QUINCY, Mass--The Standards Council at the National Fire Protection Association rejected the National Burglar & Fire Alarm Association's appeal of NFPA 731, a standard for the Installation of Electronic Premises Security Systems, in late July. NFPA 731 has now been approved and will be available in the fall. However, the council did note that there were technical errors in the measure.
Those errors were brought to the table when the council discussed the NBFAA's appeal to send NFPA 731 back to the Technical Committee on Premises Security to be reviewed.
This fall, the committee will evaluate two sections in NFPA 731 that discuss circuit and power supply standards for alarm systems.
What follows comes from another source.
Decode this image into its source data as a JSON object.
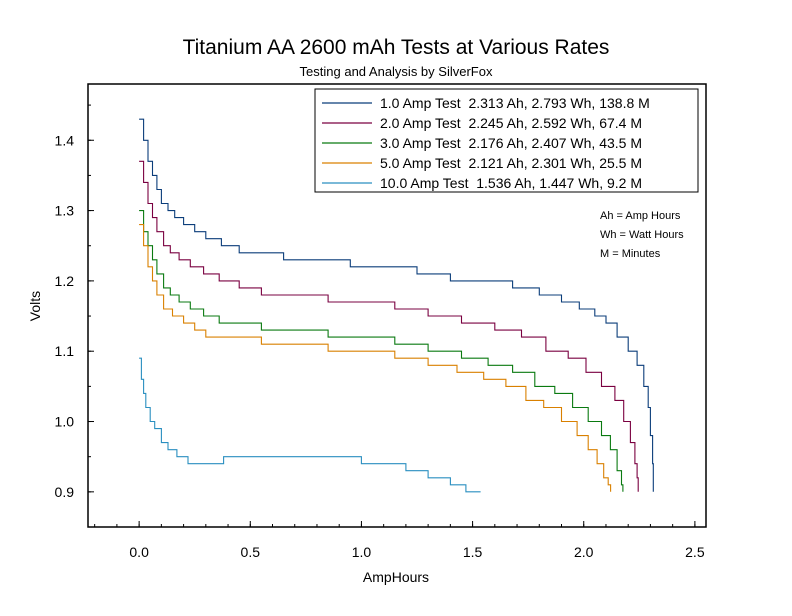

These sections raised technical concerns during the Standards Council briefing in late July. The technical concerns were originally announced in May in a position paper by the NBFAA, which expressed that the current equipment available to the industry would not meet what NFPA 731 proposed. The committee will file a Technical Interim Amendment that first looks at the language of those items that will be adjusted in the NFPA.
John Fannin, a member of the Technical Committee on Premises Security and industry consultant, said from pre-731 to post-731 the change the industry may see most is a strict requirement with the National Electric Code NFPA 70, otherwise the requirements are common sense.
"People, who are truly in the security business are going to be impacted positively (by the standard)," Fannin said. "It will support their good business practices, and discourage those that have bad business practices."
This summer, the NBFAA applied for membership on the Technical Committee on Premises Security and has two representatives on the committee. According to Scot Colby, NBFAA president, the association did apply for a committee seat roughly one year ago, but was denied due to the committee being full.
With representation on the board, both associations can work together to develop accurate standards.
"We can clarify to the committee the need for changes," he said. "The committee is generally open-minded."